Dexter was staring ahead to where the recruits were marching in ragged lines four abreast. “Busy knocking heads together,” he said. “But if that’s the way the wind’s blowing, maybe I’ll take the credit.” Urging his horse into a trot, he moved forward to ride alongside his men.
Ruso watched him trim the lines and fall in beside some of the junior officers. According to Pera, Geminus’s shadows had managed to get themselves sent north with Hadrian, but he supposed most of the officers had been tainted by Sports Night in one way or another. No wonder they were keeping a close eye on the recruits. They were terrified of them.
Chapter 71
The tribune’s guards had shown little interest in Tilla, but Minna seemed to be taking the duty very seriously. Her approach to guarding a hostage who might yet turn out to be an officer’s wife was to travel behind, watching her every move, ask from time to time if she was quite comfortable, and then do very little about it if she wasn’t.
Tilla was bored, frustrated, and still feeling faintly queasy from the cough medicine. Only the fear of causing more trouble for her husband had kept her in her seat all day, watching the land gradually begin to rise and fall as the convoy trudged toward the hills at the speed of the slowest ox in front.
From time to time she had sent Virana to find out what was going on. There was no good news. The Medicus was busy. Victor was spending another day limping along behind a supply wagon. He must be in agony: Already his wrists were rubbed raw and his feet would be blistered where he had been unable to shake the grit out of his boots yesterday. The medics had bound them up, but another day of marching must have made them much worse. There were at least eighty thousand paces between here and Deva, and Victor would feel every one of them.
The sun was well past its midday height when the convoy ground to a halt yet again for no apparent reason. Tilla had had enough. Without glancing back at Minna, she and Virana jumped down and went forward to see if there was anything interesting happening.
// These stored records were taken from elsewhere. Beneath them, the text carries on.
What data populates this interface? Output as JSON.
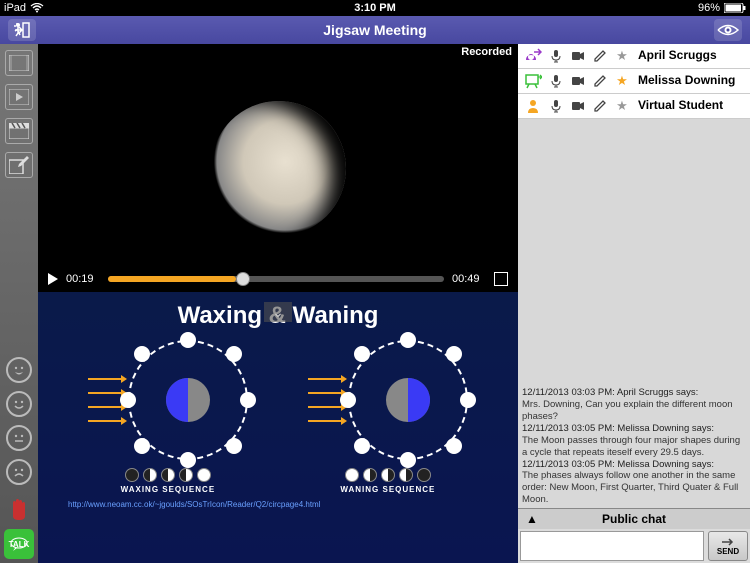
{
  "status": {
    "carrier": "iPad",
    "time": "3:10 PM",
    "battery": "96%"
  },
  "header": {
    "title": "Jigsaw Meeting"
  },
  "video": {
    "recorded_label": "Recorded",
    "current_time": "00:19",
    "duration": "00:49"
  },
  "slide": {
    "title": "Waxing & Waning",
    "seq_waxing": "WAXING SEQUENCE",
    "seq_waning": "WANING SEQUENCE",
    "link": "http://www.neoam.cc.ok/~jgoulds/SOsTrIcon/Reader/Q2/circpage4.html"
  },
  "participants": [
    {
      "name": "April Scruggs",
      "role_color": "#9a3ac9",
      "star": "gray"
    },
    {
      "name": "Melissa Downing",
      "role_color": "#3ac13a",
      "star": "gold"
    },
    {
      "name": "Virtual Student",
      "role_color": "#f5a623",
      "star": "gray"
    }
  ],
  "chat": {
    "title": "Public chat",
    "send_label": "SEND",
    "messages": [
      {
        "meta": "12/11/2013 03:03 PM: April Scruggs says:",
        "text": "Mrs. Downing, Can you explain the different moon phases?"
      },
      {
        "meta": "12/11/2013 03:05 PM: Melissa Downing says:",
        "text": "The Moon passes through four major shapes during a cycle that repeats iteself every 29.5 days."
      },
      {
        "meta": "12/11/2013 03:05 PM: Melissa Downing says:",
        "text": "The phases always follow one another in the same order: New Moon, First Quarter, Third Quater & Full Moon."
      }
    ]
  },
  "rail": {
    "talk": "TALK"
  }
}
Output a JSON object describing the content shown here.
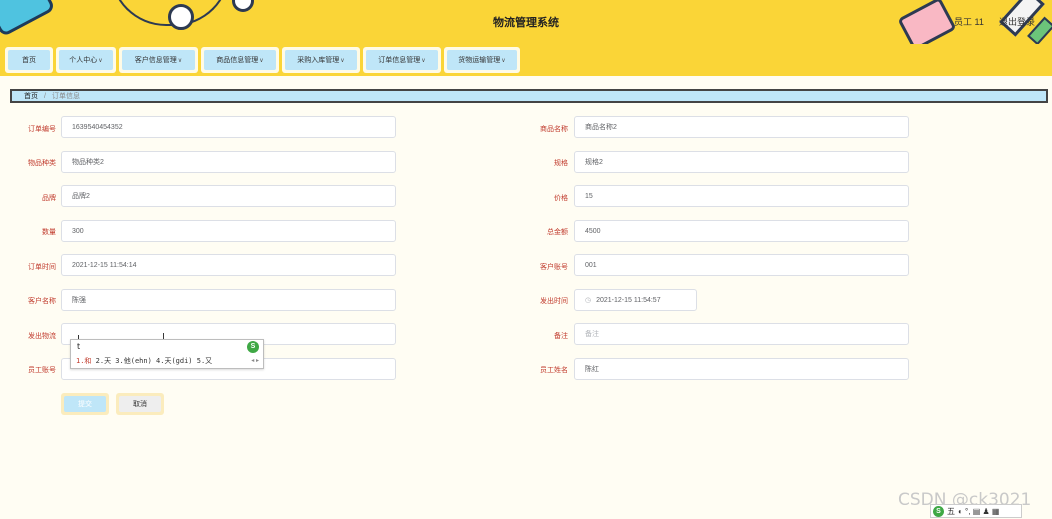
{
  "header": {
    "title": "物流管理系统",
    "user": "员工 11",
    "logout": "退出登录"
  },
  "nav": {
    "items": [
      {
        "label": "首页",
        "has_dropdown": false
      },
      {
        "label": "个人中心",
        "has_dropdown": true
      },
      {
        "label": "客户信息管理",
        "has_dropdown": true
      },
      {
        "label": "商品信息管理",
        "has_dropdown": true
      },
      {
        "label": "采购入库管理",
        "has_dropdown": true
      },
      {
        "label": "订单信息管理",
        "has_dropdown": true
      },
      {
        "label": "货物运输管理",
        "has_dropdown": true
      }
    ]
  },
  "breadcrumb": {
    "home": "首页",
    "separator": "/",
    "current": "订单信息"
  },
  "form": {
    "order_no": {
      "label": "订单编号",
      "value": "1639540454352"
    },
    "product_name": {
      "label": "商品名称",
      "value": "商品名称2"
    },
    "category": {
      "label": "物品种类",
      "value": "物品种类2"
    },
    "spec": {
      "label": "规格",
      "value": "规格2"
    },
    "brand": {
      "label": "品牌",
      "value": "品牌2"
    },
    "price": {
      "label": "价格",
      "value": "15"
    },
    "quantity": {
      "label": "数量",
      "value": "300"
    },
    "total": {
      "label": "总金额",
      "value": "4500"
    },
    "order_time": {
      "label": "订单时间",
      "value": "2021-12-15 11:54:14"
    },
    "customer_no": {
      "label": "客户账号",
      "value": "001"
    },
    "customer_name": {
      "label": "客户名称",
      "value": "陈强"
    },
    "ship_time": {
      "label": "发出时间",
      "value": "2021-12-15 11:54:57"
    },
    "ship_logistics": {
      "label": "发出物流",
      "value": ""
    },
    "remark": {
      "label": "备注",
      "placeholder": "备注"
    },
    "emp_no": {
      "label": "员工账号",
      "value": ""
    },
    "emp_name": {
      "label": "员工姓名",
      "value": "陈红"
    }
  },
  "ime_popup": {
    "composition": "t",
    "candidates_first": "1.和",
    "candidates_rest": " 2.天 3.他(ehn) 4.天(gdi) 5.又",
    "logo": "S"
  },
  "buttons": {
    "submit": "提交",
    "cancel": "取消"
  },
  "watermark": "CSDN @ck3021",
  "ime_toolbar": {
    "logo": "S",
    "mode": "五",
    "tail": "◐ °,  ▤ ♟ ▦"
  },
  "colors": {
    "header_bg": "#fad537",
    "nav_inner": "#bfe6f8",
    "label_red": "#c0392b",
    "page_bg": "#fffdf3"
  }
}
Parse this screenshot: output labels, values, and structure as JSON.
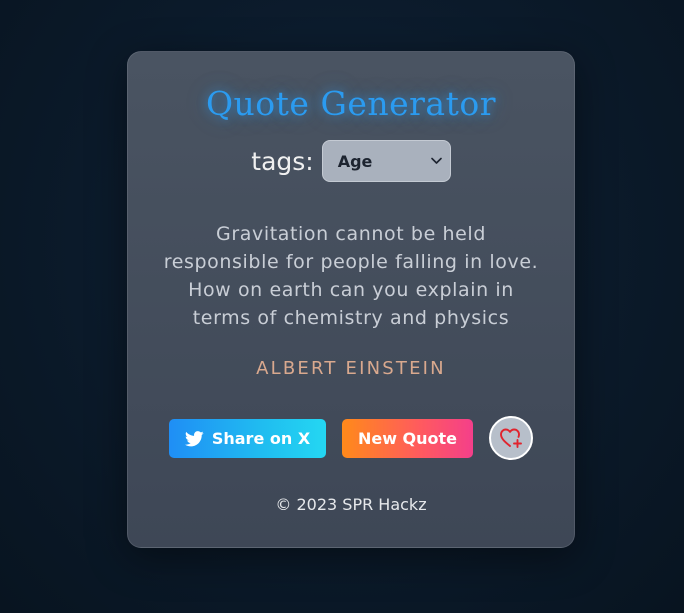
{
  "app": {
    "title": "Quote Generator"
  },
  "tags": {
    "label": "tags:",
    "selected": "Age"
  },
  "quote": {
    "text": "Gravitation cannot be held responsible for people falling in love. How on earth can you explain in terms of chemistry and physics",
    "author": "ALBERT EINSTEIN"
  },
  "actions": {
    "share_label": "Share on X",
    "new_quote_label": "New Quote"
  },
  "icons": {
    "share": "twitter-bird-icon",
    "favorite": "heart-plus-icon",
    "dropdown": "chevron-down-icon"
  },
  "colors": {
    "title": "#2b9bf0",
    "author": "#d9a98e",
    "share_start": "#1f8ef5",
    "share_end": "#24d7f2",
    "new_quote_start": "#ff8a1a",
    "new_quote_end": "#f43f8a",
    "favorite_heart": "#e0242e"
  },
  "footer": {
    "text": "© 2023 SPR Hackz"
  }
}
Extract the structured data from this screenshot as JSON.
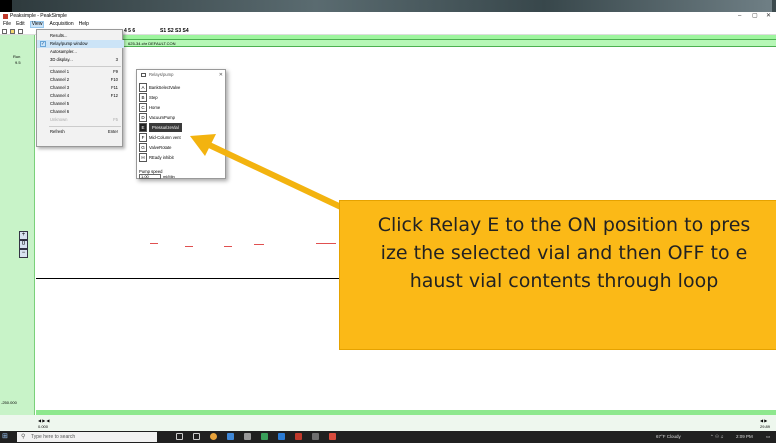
{
  "window": {
    "title": "Peaksimple - PeakSimple",
    "min_label": "–",
    "max_label": "▢",
    "close_label": "✕"
  },
  "menubar": [
    {
      "label": "File"
    },
    {
      "label": "Edit"
    },
    {
      "label": "View"
    },
    {
      "label": "Acquisition"
    },
    {
      "label": "Help"
    }
  ],
  "toolbar": {
    "channels": "4 5 6",
    "sets": "S1 S2 S3 S4"
  },
  "panel": {
    "left_label_1": "Run",
    "left_label_2": "9.5",
    "path": "625-34.chr DEFAULT.CON",
    "ymin": "-250.000",
    "xmin": "0.000",
    "xmax": "29.89"
  },
  "view_menu": {
    "items": [
      {
        "label": "Results...",
        "shortcut": ""
      },
      {
        "label": "Relay/pump window",
        "shortcut": "",
        "checked": true
      },
      {
        "label": "Autosampler...",
        "shortcut": ""
      },
      {
        "label": "3D display...",
        "shortcut": "3"
      },
      {
        "label": "Channel 1",
        "shortcut": "F9"
      },
      {
        "label": "Channel 2",
        "shortcut": "F10"
      },
      {
        "label": "Channel 3",
        "shortcut": "F11"
      },
      {
        "label": "Channel 4",
        "shortcut": "F12"
      },
      {
        "label": "Channel 5",
        "shortcut": ""
      },
      {
        "label": "Channel 6",
        "shortcut": ""
      },
      {
        "label": "Unknown",
        "shortcut": "F5"
      },
      {
        "label": "Refresh",
        "shortcut": "Enter"
      }
    ],
    "check_mark": "✓"
  },
  "relay_window": {
    "title": "Relays/pump",
    "close": "✕",
    "relays": [
      {
        "key": "A",
        "label": "BankSelectValve",
        "on": false
      },
      {
        "key": "B",
        "label": "Step",
        "on": false
      },
      {
        "key": "C",
        "label": "Home",
        "on": false
      },
      {
        "key": "D",
        "label": "VacuumPump",
        "on": false
      },
      {
        "key": "E",
        "label": "PressurizeVial",
        "on": true
      },
      {
        "key": "F",
        "label": "Mid-Column vent",
        "on": false
      },
      {
        "key": "G",
        "label": "ValveRotate",
        "on": false
      },
      {
        "key": "H",
        "label": "REady inhibit",
        "on": false
      }
    ],
    "pump_speed_label": "Pump speed",
    "pump_speed_value": "1.00",
    "pump_speed_unit": "ml/Min"
  },
  "callout": {
    "text": "Click Relay E to the ON position to pressurize the selected vial and then OFF to exhaust vial contents through loop",
    "line1": "Click Relay E to the ON position to pres",
    "line2": "ize the selected vial and then OFF to e",
    "line3": "haust vial contents through loop",
    "color": "#fbb917",
    "arrow_color": "#f3b30f"
  },
  "taskbar": {
    "search_placeholder": "Type here to search",
    "weather": "67°F Cloudy",
    "time": "2:09 PM"
  },
  "colors": {
    "green_panel": "#c8f3c8",
    "header_green": "#9ef59e",
    "trace_red": "#e05050"
  }
}
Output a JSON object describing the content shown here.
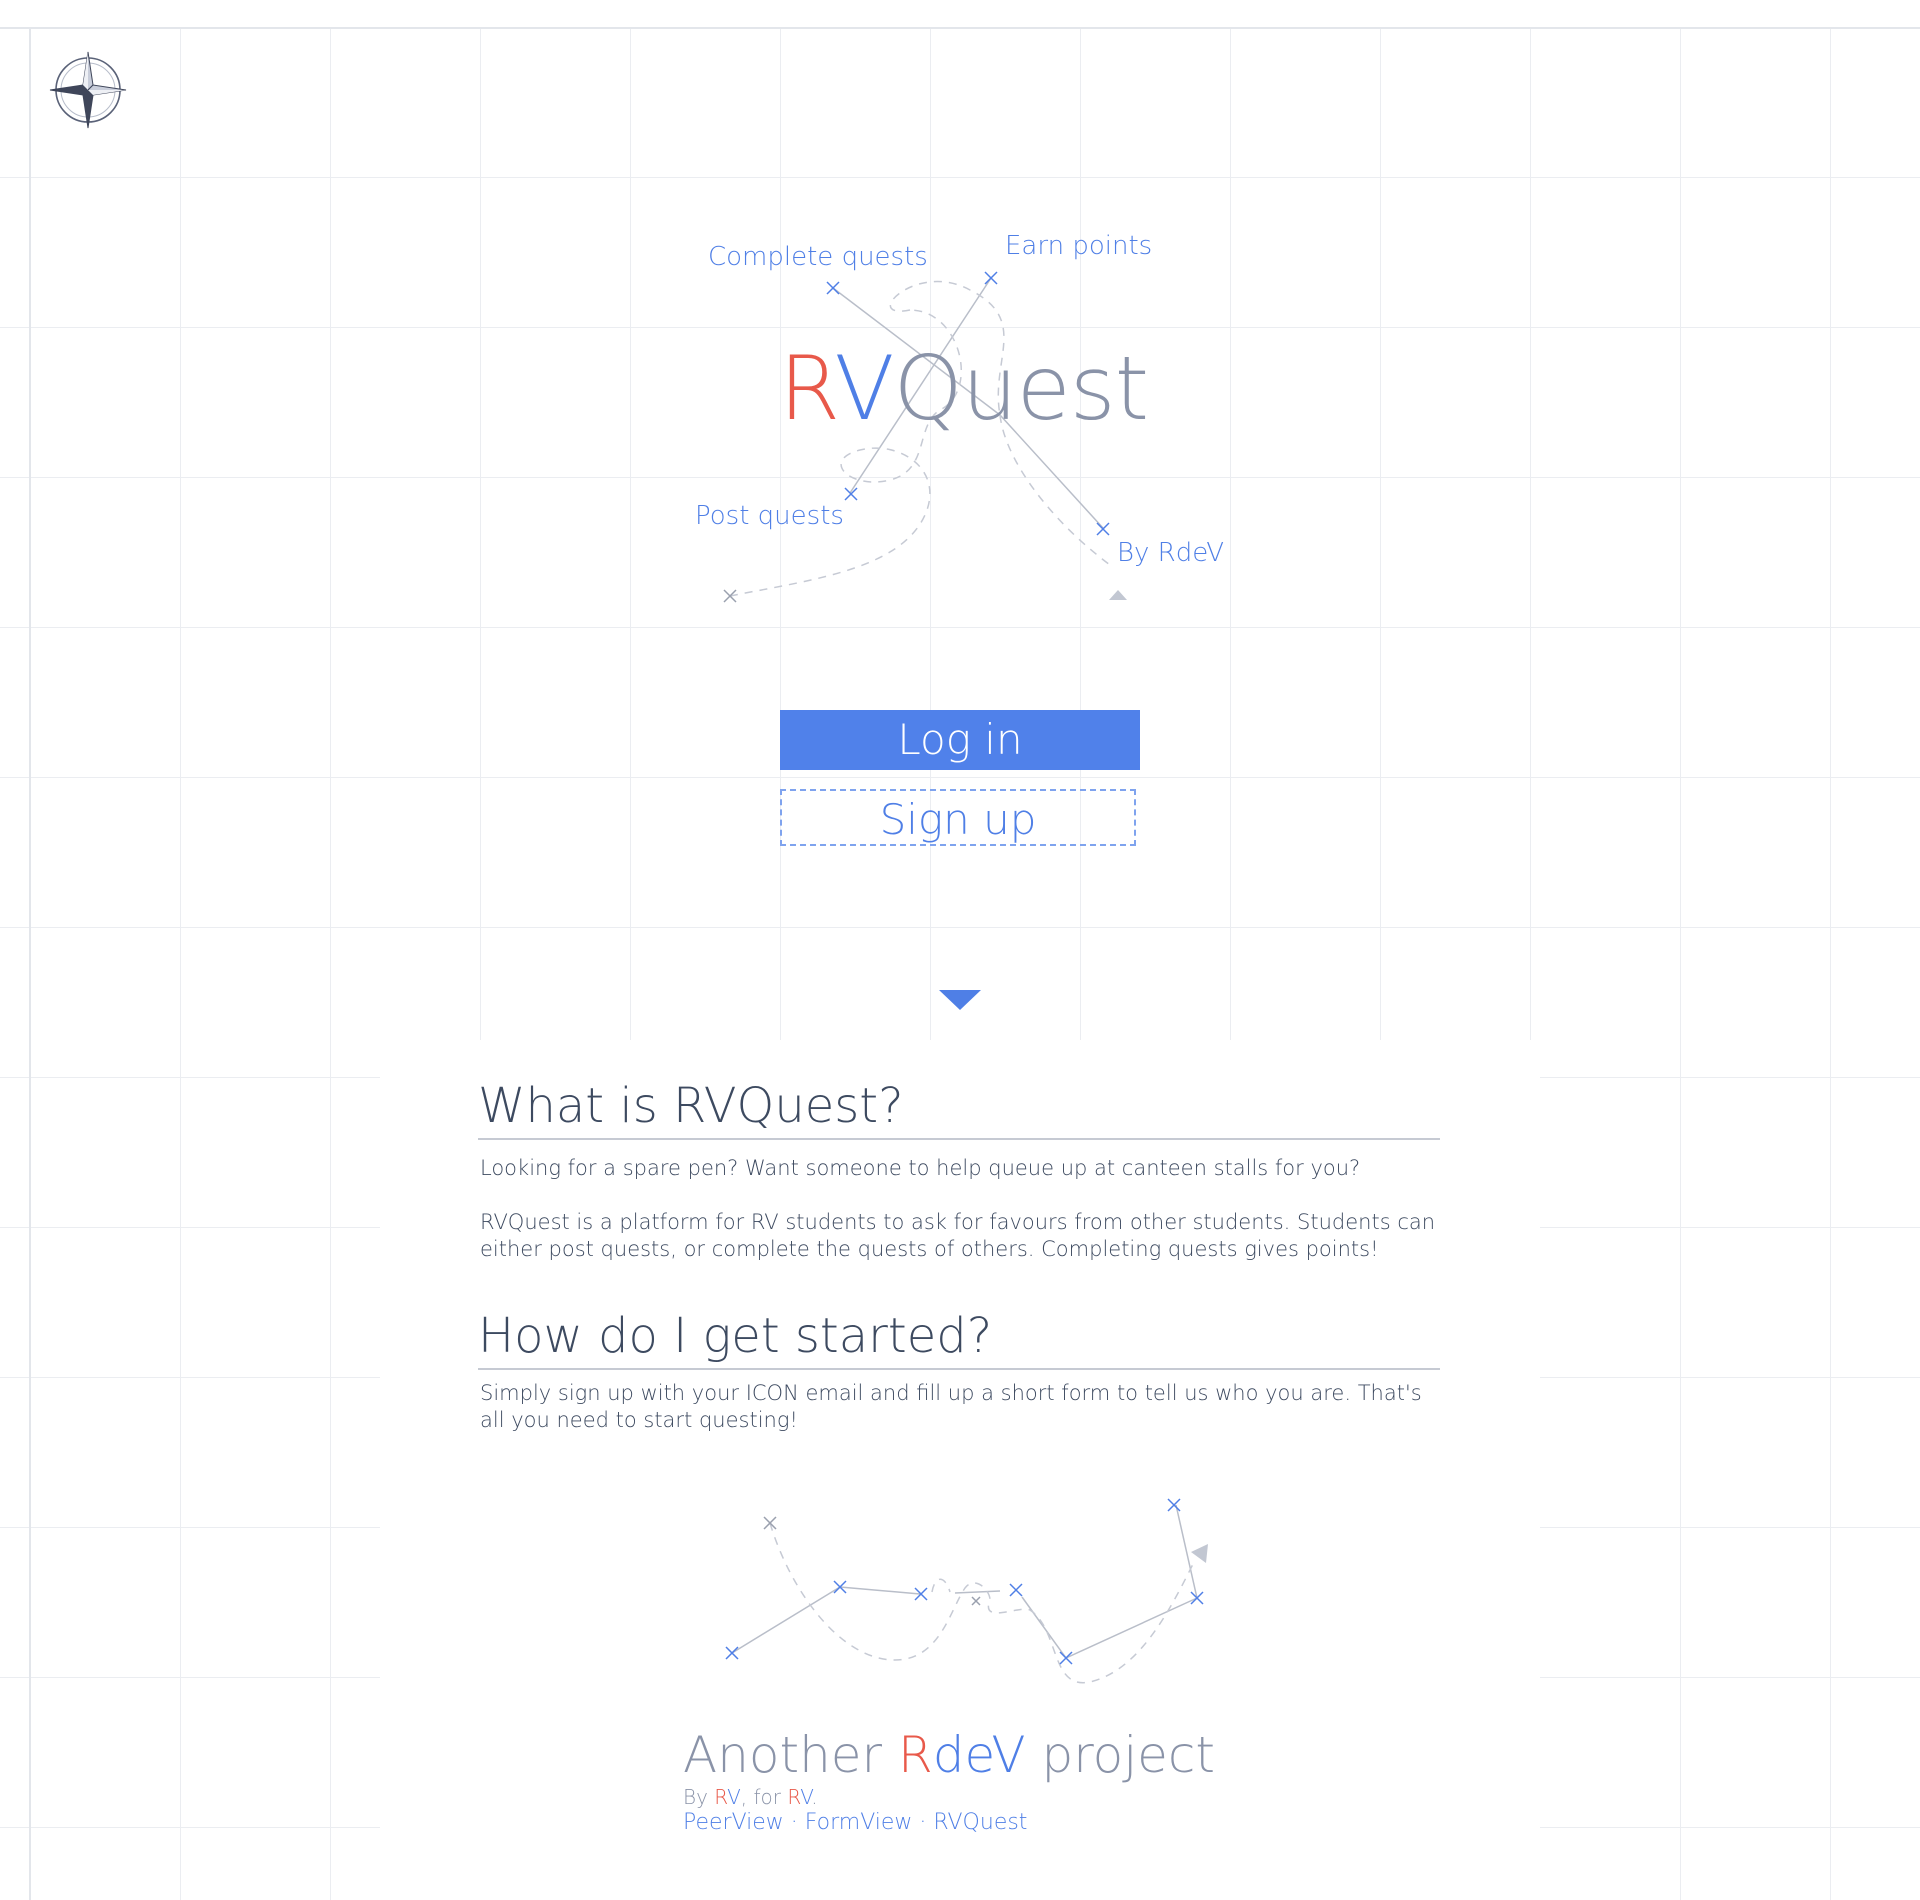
{
  "hero": {
    "labels": {
      "complete": "Complete quests",
      "earn": "Earn points",
      "post": "Post quests",
      "by": "By RdeV"
    },
    "logo": {
      "r": "R",
      "v": "V",
      "rest": "Quest"
    }
  },
  "auth": {
    "login_label": "Log in",
    "signup_label": "Sign up"
  },
  "about": {
    "title": "What is RVQuest?",
    "p1": "Looking for a spare pen? Want someone to help queue up at canteen stalls for you?",
    "p2": "RVQuest is a platform for RV students to ask for favours from other students. Students can either post quests, or complete the quests of others. Completing quests gives points!"
  },
  "start": {
    "title": "How do I get started?",
    "p1": "Simply sign up with your ICON email and fill up a short form to tell us who you are. That's all you need to start questing!"
  },
  "footer": {
    "another": "Another ",
    "r": "R",
    "dev": "deV",
    "project": " project",
    "by_prefix": "By ",
    "by_r": "R",
    "by_v": "V",
    "for_prefix": ", for ",
    "for_r": "R",
    "for_v": "V",
    "for_suffix": ".",
    "links": [
      "PeerView",
      "FormView",
      "RVQuest"
    ],
    "separator": " · "
  },
  "icons": {
    "compass": "compass-icon",
    "scroll": "chevron-down-icon"
  },
  "colors": {
    "accent_blue": "#4f7fe6",
    "accent_red": "#e8594a",
    "muted_gray": "#8a93a8",
    "text": "#3d4a60"
  }
}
By the time they got there, the empress’s painted carriage had been unhitched and was propped on stacks of wood by the side of the road. The front wheels lay in the grass. As was the way with breakdowns, there were a lot of men standing around pointing at various parts of the carriage and telling each other what had gone wrong and how to fix it. Several more were crouching by the props to hold them steady, and offering advice to the one man underneath who was actually trying to do something. As Tilla approached, a loud and very rude word suggested things were not going well down there.
“Really!” Minna, of course, had not been able to resist following them. “Fancy speaking like that in front of the empress!”
The empress, seated on a folding stool under a parasol held by one of her slaves, looked weary rather than shocked. Minna managed to corner another of her slaves and ask if there was anything the tribune’s household could do to help, and that was how, somehow, the empress, the parasol, and the first slave ended up in Celer’s smelly cart while Tilla and Virana walked behind them the mile to the Falcon’s Rest.